O Problema do Algoritmo
As plataformas de streaming são empresas de tecnologia, não empresas de música. O objetivo deles é:
- Mantenha os usuários na plataforma o máximo de tempo possível
- Ofereça conteúdo familiar para maximizar a satisfação
- Minimize a rotatividade e os cancelamentos
Eles estão não tentando:
- Desafie os ouvintes com novas músicas
- Desenvolver artistas emergentes
- Servir a comunidade artística
Como explica Michelle S.: "Eles são uma jukebox. Não importa a música que está tocando, o que importa é se você coloca a moeda e aperta o botão."
O Ecossistema Quebrado
Vários problemas interligados afetam a indústria:
- Um pool de royalties finito favorece artistas consagrados
- Fraude de streaming e bots estão afetando artistas legítimos
- Promoção de rádio em colapso nos EUA
- Descoberta orientada por algoritmos que reforça o conteúdo familiar
- Nenhuma incubação comunitária para artistas emergentes
Compare isso com os mercados de música latina, onde o rádio continua forte e as comunidades apoiam ativamente os artistas locais, resultando em um crescimento explosivo.

Para onde estamos indo
A Constante: Mudança
A indústria da música se destaca na capacidade de se adaptar diante de disrupções. Toda mudança tecnológica segue um padrão previsível:
- Nova tecnologia surge com economia pouco clara
- período de carência com termos artísticos desfavoráveis enquanto a tecnologia se prova
- Lucros desproporcionais para primeiros usuários
- Melhoria gradual nas taxas de royalties à medida que os negócios são renegociados
- Padronização da indústria
A Visão Otimista
- As receitas da indústria estão em níveis históricos
- Mais pessoas consomem música do que nunca
- Os artistas podem alcançar o público diretamente, sem guardiões
- A distribuição independente agora é viável
Os desafios futuros
- O sistema pro rata pode precisar de reforma para ser mais equitativo
- Fraude de streaming requer soluções para toda a indústria
- Desenvolvimento artístico precisa de novos caminhos sem o rádio tradicional
- Compensação justa para artistas de nível médio e emergentes continua problemático
- Música gerada por IA ameaça diluir ainda mais o fundo de royalties
Concluindo!
Apesar dos desafios, estamos vendo mais receita, maior alcance e maior acessibilidade do que na era do CD. O sistema não é perfeito, mas resolveu a crise existencial da pirataria e criou um modelo de negócios sustentável.

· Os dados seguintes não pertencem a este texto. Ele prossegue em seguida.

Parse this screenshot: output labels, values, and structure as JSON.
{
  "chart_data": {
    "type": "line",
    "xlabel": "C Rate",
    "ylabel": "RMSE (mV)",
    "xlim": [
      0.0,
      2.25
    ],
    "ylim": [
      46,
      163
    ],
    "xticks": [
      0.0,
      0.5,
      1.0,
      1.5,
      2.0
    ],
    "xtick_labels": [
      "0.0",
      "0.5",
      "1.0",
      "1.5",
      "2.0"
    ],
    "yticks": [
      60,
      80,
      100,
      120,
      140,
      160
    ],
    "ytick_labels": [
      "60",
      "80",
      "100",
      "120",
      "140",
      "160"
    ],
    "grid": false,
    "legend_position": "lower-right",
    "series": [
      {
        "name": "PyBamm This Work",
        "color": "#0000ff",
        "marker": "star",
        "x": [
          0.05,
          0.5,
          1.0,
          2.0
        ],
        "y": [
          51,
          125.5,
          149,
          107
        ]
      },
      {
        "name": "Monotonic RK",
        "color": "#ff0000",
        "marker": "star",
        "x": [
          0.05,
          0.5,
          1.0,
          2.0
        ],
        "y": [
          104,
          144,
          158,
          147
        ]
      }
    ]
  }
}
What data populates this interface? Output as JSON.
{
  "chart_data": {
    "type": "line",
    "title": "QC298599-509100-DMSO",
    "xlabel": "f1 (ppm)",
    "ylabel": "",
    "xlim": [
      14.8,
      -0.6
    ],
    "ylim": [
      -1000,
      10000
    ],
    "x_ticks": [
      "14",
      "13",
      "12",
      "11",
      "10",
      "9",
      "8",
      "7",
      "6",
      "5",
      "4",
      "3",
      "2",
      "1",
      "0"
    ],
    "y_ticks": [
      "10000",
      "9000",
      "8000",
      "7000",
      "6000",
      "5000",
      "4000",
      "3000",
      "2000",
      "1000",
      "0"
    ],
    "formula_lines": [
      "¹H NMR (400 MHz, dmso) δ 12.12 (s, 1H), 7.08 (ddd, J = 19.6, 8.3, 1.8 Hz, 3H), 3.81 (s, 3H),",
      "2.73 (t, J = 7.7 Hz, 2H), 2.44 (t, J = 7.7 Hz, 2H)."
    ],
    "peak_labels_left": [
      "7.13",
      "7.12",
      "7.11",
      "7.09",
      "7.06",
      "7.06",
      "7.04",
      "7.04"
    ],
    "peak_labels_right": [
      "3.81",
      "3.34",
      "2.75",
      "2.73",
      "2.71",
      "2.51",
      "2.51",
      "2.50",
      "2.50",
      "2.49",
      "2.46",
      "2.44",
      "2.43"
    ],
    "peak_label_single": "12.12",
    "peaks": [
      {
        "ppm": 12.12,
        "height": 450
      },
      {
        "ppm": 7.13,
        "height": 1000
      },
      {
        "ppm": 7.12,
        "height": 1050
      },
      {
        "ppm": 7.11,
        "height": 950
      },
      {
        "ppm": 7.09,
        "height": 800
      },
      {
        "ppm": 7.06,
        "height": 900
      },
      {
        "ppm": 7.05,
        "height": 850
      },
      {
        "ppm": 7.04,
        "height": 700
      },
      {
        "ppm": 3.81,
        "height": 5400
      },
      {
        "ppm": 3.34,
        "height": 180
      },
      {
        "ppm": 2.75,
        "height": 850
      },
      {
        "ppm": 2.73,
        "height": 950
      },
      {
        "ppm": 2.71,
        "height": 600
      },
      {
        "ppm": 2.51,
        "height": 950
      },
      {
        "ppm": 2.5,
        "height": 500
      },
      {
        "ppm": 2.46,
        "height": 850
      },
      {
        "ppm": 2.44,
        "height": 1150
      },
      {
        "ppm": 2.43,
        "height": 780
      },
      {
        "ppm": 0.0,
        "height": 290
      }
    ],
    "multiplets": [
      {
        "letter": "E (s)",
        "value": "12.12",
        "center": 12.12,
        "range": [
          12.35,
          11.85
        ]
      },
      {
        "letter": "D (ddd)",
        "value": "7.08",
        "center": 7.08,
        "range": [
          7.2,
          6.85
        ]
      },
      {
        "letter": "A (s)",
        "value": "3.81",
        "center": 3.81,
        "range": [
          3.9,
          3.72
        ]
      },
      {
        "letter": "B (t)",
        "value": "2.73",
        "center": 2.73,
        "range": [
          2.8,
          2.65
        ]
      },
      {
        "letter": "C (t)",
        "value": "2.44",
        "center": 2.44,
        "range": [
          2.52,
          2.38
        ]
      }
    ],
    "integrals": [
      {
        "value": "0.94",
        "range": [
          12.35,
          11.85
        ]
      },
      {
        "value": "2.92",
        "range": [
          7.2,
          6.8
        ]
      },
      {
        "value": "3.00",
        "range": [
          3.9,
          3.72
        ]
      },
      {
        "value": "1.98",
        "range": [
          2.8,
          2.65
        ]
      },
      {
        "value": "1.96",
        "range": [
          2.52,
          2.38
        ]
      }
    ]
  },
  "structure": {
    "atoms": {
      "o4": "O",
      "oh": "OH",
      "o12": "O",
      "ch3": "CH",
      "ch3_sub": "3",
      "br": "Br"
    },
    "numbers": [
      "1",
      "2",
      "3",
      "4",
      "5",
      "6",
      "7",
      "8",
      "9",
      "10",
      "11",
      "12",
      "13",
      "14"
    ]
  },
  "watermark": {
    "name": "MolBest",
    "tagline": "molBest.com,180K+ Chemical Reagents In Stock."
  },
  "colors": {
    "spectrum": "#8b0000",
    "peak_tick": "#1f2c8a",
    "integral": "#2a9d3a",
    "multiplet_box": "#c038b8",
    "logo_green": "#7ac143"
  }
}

A indústria continuará a evoluir. A questão é se essa evolução criará uma distribuição mais equitativa da receita ou concentrará ainda mais a riqueza entre o 1% mais rico dos artistas.
Principais lições
- O streaming salvou a indústria musical do colapso devido à pirataria
- O modelo pro rata cria uma dinâmica de vencedor leva a maioria que difere fundamentalmente das vendas físicas
- DSPs são empresas de tecnologia, não empresas de música — eles estão construindo serviços públicos, não instituições culturais
- A fraude é um problema enorme que reduz pagamentos legítimos a artistas
- O declínio do rádio nos EUA removeu um canal crucial de desenvolvimento artístico
- O público está sempre no comando—nenhuma quantidade de marketing pode forçar uma música a se tornar um sucesso se ela não repercutir
- A mudança é constante no ramo da música, e a indústria continuará a se adaptar
Como Michelle S. nos lembra: "Todos querem a mesma coisa. Amamos música e queremos cuidar desses artistas."
Esta visão geral sintetiza informações de uma conversa com a professora da indústria musical Michelle S. e material de “All You Need to Know About the Music Business”, de Don Passman.